Entretien infirmier et prélèvements au cœur de l’exercice
Cette réquisition va dès lors orienter la prise en charge de la victime, qui passe en premier lieu par la tenue d’un entretien infirmier. « Après m’être présentée et avoir présenté l’équipe et l’objectif de la consultation, je recueille toutes les données utiles pour mieux connaître la victime » et surtout comprendre la raison de sa présence à l’UMJ, détaille Maëlle Guyomard. Dans ce cadre – et toujours selon les réquisitions formulées par les forces de l’ordre – l’infirmière peut être amenée à prendre « des photos médico-légales » des éventuelles blessures, en vue de constatation, ou à faire des prélèvements : peau, ongle, bouche, cheveux. À l’exception de ceux qui relèvent de la sphère gynécologique ; ils sont réservés au médecin. « Nous avons une grande responsabilité en tant qu’infirmiers en médecine légale et c’est vraiment inédit : nous nous occupons de la gestion de ces prélèvements et sommes garants de leur bonne conservation. » Car ces prélèvements sont ensuite envoyés aux forces de l’ordre pour être analysés… parfois des semaines, voire des années après. L’infirmier en médecine légale peut aussi aider « le médecin lors des examens à regarder les traces de violences sur le corps, à l’épauler dans leur description. »
En binôme avec un médecin
S’il n’y a pas de réel « cadre national » qui dicte la répartition des tâches entre eux, « globalement, en France, les infirmiers travaillent en binôme avec les médecins. » Dans son UMJ, Maëlle Guyomard reçoit ainsi seule les victimes, avant puis après leur passage devant le médecin. L’infirmier en médecine légale a en effet aussi un rôle d’orientation. « Après la consultation médicale, nous faisons un point global avec la victime et nous préoccupons de son devenir », poursuit-elle. « Une fois remplies les missions demandées par les réquisitions, nous n’allons pas la laisser repartir chez elle sans nous inquiéter de ses besoins : s’il faut soigner une blessure, si elle a besoin de soutien psychologique, d’aide sociale ou de protection. Nous avons un réseau qui nous permet de l’orienter. » L’infirmière doit dans tous les cas être efficace. Les deux entretiens durent chacun une quinzaine de minutes même si, « parfois, ça peut être plus long » si l’affaire le requiert. C’est le cas notamment des affaires de viol, qui demandent « beaucoup de prélèvements. »

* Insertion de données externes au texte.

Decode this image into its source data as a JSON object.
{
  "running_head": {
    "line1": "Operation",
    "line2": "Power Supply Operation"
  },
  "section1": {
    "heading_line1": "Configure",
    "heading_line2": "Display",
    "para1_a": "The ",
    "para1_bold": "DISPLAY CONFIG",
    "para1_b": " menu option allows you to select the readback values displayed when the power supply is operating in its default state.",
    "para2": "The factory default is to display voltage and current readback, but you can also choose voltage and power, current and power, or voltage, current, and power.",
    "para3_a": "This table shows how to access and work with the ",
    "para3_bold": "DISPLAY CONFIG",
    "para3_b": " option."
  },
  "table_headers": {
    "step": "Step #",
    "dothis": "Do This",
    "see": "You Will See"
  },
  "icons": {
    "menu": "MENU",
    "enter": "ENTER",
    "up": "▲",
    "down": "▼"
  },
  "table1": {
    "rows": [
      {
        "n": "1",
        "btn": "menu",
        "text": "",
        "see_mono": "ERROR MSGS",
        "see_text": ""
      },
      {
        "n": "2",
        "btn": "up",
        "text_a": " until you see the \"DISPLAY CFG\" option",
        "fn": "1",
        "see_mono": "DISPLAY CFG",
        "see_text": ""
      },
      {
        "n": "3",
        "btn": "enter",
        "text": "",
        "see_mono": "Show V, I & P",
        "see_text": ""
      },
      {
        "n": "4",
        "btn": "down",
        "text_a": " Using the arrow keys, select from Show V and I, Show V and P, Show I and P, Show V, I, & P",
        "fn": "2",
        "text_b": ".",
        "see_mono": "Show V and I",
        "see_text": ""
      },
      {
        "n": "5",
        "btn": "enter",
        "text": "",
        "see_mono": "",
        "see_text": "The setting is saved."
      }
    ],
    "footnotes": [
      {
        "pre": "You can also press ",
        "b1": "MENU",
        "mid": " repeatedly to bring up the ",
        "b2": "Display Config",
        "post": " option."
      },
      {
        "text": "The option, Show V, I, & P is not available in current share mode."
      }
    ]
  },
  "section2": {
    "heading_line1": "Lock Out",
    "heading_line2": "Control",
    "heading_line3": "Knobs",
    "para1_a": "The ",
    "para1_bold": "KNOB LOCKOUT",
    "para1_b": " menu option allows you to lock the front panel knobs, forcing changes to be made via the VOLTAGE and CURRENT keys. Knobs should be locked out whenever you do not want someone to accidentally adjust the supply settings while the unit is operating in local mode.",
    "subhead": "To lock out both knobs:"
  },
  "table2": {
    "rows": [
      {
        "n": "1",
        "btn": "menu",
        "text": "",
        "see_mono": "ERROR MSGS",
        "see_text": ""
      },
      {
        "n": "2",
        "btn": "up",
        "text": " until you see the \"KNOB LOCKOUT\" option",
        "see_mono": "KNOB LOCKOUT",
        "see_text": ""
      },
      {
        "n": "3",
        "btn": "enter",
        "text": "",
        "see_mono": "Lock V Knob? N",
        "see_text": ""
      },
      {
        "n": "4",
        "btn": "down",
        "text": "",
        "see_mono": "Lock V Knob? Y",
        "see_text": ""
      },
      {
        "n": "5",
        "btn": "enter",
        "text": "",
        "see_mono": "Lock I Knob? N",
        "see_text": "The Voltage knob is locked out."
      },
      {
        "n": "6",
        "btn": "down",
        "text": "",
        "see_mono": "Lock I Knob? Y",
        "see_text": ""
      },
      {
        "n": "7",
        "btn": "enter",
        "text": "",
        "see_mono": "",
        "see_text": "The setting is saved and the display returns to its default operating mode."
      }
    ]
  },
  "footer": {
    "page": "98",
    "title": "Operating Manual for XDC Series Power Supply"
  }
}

À Paris, une UMJ pour les victimes et les auteurs de violences
Dans un hôpital parisien, Hélène Diot se partage entre son poste aux urgences et celui à l’UMJ. Un fonctionnement propre à l’établissement, où « tous les infirmiers qui travaillent aux urgences travaillent aussi à l’UMJ. » Les victimes reçues sont aussi bien majeures que mineures, ces dernières étant le plus souvent confiées à l’infirmière puéricultrice (IPDE). Quant à leur typologie, « les infirmiers suivent surtout des victimes de viol ». Et parce que la taille de l’unité le permet, ils les reçoivent directement en binôme avec un médecin. Ces derniers sont 3 à être présents chaque jour. Une charte a même été rédigée, qui précise que les examens doivent se faire à deux. « On estime qu’il n’y a pas besoin de faire raconter son histoire 15 000 fois à une victime, surtout s’il y a déjà eu plusieurs entretiens ; elle est déjà allée au commissariat, elle a déposé plainte, c’est déjà très lourd. »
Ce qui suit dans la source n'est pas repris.